С момента их возвращения, после того, как завезли к тетушке Марии окончательно, кажется, выздоровевшую, но изнывшуюся, надоевшую хуже горькой редьки Татьяну, Карев не выходил из номера. «За эти прошедшие дни все рестораны и буфетные стойки у меня — во где! — выразительно чиркнул он себя ладонью по горлу. — Видеть их не могу… на какое-то время…» Еще бы, ведь ему пришлось отдуваться, отвлекать внимание собравшейся в санатории любопытной и частенько совсем неадекватной публики от укрытой в захваченном на халяву номере контуженой девчонки и поверенного в делах, присутствие которого там без Ники вызвало бы просто ураган ненужных вопросов, размышлений и комментариев.
А вот Мишель, побывав в некотором подобии нелегального положения, нынче каждое утро и вечер посещал гостиничный ресторан, отдавая должное не только вполне приличной кухне, но и тем возбужденным взглядам официанток и администраторши, которыми его награждали девушки, видимо, крепко запомнившие боевой исход из гостиницы Ники, Антона и самого поверенного.

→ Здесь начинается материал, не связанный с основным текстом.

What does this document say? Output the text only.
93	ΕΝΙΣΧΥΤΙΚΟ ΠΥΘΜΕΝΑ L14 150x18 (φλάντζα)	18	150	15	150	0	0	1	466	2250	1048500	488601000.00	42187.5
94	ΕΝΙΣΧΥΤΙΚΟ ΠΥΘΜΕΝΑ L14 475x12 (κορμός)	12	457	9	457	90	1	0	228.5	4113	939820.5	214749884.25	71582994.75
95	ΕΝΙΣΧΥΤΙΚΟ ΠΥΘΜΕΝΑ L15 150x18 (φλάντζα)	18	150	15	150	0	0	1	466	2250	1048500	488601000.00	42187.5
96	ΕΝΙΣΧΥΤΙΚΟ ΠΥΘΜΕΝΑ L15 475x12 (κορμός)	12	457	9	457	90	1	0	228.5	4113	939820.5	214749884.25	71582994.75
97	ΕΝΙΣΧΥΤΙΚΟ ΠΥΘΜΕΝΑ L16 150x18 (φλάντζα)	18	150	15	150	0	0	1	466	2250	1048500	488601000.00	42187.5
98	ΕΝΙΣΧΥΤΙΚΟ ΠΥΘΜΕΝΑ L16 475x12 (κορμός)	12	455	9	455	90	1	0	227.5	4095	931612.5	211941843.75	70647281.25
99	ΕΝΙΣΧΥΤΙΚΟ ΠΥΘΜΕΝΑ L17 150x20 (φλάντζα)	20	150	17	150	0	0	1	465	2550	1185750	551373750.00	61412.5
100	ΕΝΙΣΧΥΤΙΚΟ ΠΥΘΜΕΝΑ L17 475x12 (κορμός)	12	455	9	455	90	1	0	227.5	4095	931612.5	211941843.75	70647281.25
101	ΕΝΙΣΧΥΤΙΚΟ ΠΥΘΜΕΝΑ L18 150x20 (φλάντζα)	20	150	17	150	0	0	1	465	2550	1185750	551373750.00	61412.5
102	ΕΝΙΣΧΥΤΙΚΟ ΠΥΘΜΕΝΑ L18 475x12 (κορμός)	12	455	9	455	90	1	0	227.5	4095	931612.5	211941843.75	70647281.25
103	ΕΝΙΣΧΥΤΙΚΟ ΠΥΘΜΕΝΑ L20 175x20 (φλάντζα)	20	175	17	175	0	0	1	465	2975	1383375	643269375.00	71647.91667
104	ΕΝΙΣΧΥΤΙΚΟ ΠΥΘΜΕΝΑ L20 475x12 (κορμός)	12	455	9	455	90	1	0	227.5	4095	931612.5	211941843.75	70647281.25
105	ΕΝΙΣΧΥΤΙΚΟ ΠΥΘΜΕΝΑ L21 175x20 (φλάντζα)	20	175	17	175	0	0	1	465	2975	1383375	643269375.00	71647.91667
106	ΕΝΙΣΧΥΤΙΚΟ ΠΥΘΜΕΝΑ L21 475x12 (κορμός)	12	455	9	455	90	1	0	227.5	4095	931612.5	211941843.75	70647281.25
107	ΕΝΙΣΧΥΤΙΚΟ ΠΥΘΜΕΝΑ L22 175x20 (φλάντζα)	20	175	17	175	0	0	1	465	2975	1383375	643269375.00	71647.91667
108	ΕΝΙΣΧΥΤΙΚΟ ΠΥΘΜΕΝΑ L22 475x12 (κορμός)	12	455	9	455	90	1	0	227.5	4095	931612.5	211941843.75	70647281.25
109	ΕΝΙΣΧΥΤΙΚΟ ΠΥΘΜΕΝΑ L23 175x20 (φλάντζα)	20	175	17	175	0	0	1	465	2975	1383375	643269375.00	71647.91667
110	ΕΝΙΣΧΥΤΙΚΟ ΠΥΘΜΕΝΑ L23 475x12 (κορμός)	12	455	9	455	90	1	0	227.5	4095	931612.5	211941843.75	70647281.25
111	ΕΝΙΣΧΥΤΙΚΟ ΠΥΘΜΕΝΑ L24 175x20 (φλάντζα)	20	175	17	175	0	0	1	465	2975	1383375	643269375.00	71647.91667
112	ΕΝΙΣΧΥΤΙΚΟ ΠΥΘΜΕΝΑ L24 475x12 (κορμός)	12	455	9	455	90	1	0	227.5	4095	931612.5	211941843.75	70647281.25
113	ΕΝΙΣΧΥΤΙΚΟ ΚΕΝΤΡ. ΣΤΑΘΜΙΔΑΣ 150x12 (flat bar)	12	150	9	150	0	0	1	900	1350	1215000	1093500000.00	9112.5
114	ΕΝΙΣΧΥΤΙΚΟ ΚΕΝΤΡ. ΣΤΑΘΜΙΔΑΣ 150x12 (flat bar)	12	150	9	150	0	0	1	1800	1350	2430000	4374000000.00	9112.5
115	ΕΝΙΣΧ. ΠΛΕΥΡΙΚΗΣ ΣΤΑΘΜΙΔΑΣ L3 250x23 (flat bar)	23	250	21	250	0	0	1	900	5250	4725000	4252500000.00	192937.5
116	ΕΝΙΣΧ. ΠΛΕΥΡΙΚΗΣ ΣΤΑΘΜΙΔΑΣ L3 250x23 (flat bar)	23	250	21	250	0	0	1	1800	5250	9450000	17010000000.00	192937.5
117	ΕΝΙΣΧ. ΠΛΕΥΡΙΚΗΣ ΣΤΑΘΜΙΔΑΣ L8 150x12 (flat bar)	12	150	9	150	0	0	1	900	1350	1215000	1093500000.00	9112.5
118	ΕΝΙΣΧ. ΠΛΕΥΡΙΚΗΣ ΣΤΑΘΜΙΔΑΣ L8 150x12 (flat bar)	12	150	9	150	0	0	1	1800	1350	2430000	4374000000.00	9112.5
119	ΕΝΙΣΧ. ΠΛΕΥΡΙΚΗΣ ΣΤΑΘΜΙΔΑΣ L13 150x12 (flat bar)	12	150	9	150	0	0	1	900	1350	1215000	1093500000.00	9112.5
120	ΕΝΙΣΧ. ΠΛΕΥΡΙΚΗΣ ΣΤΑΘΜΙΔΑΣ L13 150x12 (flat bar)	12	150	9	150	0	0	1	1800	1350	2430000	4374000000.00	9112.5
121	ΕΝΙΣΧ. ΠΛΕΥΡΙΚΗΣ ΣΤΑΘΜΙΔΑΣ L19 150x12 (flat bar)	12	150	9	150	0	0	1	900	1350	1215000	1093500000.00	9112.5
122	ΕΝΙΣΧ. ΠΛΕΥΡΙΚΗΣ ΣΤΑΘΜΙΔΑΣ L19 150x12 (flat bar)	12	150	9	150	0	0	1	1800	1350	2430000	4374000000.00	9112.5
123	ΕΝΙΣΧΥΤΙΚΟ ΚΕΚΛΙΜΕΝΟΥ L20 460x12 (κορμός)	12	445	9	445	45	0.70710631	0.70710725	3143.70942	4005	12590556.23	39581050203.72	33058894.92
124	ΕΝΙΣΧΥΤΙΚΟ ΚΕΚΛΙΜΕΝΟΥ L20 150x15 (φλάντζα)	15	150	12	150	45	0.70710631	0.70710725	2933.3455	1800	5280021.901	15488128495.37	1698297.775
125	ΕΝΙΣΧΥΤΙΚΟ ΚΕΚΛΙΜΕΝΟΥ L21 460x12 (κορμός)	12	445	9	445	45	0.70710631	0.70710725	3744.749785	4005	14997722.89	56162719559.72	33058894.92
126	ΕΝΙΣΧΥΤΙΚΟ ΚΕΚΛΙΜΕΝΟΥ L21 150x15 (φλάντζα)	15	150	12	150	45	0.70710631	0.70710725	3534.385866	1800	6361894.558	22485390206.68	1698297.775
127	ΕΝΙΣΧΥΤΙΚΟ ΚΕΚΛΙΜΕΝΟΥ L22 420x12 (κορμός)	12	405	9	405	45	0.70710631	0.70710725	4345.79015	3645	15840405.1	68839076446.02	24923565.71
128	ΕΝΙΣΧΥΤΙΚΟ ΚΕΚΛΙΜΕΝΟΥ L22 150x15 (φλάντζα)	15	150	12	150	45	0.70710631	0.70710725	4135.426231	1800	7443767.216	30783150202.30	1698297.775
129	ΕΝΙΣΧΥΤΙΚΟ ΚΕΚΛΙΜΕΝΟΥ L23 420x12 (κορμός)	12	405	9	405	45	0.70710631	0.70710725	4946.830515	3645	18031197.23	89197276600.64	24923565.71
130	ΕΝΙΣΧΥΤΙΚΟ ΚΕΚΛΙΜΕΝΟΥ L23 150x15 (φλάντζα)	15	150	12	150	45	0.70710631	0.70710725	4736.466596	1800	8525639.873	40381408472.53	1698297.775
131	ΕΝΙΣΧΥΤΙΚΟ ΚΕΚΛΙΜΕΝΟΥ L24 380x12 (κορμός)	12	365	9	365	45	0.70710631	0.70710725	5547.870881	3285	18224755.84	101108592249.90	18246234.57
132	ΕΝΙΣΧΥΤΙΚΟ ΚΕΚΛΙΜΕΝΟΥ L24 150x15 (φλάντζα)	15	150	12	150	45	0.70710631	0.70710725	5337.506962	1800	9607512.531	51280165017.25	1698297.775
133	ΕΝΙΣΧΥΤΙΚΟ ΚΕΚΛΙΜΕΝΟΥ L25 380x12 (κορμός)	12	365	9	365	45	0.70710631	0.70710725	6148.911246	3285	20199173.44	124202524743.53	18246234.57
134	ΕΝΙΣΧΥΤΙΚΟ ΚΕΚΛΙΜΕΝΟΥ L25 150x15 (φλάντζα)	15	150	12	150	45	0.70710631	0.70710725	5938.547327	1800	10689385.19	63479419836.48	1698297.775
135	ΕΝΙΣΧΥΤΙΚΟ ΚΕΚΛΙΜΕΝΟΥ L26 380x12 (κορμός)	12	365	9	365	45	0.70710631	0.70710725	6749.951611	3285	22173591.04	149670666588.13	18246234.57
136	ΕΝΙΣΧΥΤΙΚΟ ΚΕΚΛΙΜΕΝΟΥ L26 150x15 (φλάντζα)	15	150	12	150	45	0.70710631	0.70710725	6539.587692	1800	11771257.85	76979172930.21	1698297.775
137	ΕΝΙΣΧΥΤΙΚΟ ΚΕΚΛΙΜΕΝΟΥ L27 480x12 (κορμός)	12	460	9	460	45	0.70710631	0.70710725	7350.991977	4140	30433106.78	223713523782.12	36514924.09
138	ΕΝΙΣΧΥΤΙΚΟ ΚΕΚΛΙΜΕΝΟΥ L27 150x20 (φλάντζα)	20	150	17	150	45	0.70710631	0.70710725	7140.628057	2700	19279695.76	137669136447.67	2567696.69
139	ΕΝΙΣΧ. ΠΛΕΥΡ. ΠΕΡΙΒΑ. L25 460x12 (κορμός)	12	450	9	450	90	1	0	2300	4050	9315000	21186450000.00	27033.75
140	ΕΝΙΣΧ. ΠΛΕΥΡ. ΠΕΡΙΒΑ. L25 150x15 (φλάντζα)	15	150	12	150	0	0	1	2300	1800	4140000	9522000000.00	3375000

Остальное время, получив в безраздельное пользование мотоцикл Карева, а с ним и абсолютную свободу передвижения, поверенный в делах посвящал краткой, но очень интенсивной работе с какими-то важными для него и подопечной бумагами и бесконечным, казалось бы, визитам в различные городские инстанции, встречам с антрепренерами, организаторами провалившегося фестиваля, еще какими-то людьми, так или иначе относившими себя к миру искусства.
…— Ужинать здесь мы не будем, — раздался от дверей знакомый голосок. — Все эти дни только и мечтала о нормальной человеческой еде… и о прелестном беспорядке!
В дорожных черных брючках и кожаной курточке на голое тело, как ни в чем ни бывало, у дверей номера возникла Ника, по-прежнему слегка, но тщательно взлохмаченная, бодрая и живая.
— Ну, наконец-то! — выдохнул, будто выпив в один глоток стакан спирта, Антон.
— Заждались… — негромко подтвердил поверенный и в глазах его блеснул мимолетный огонек искренней радости.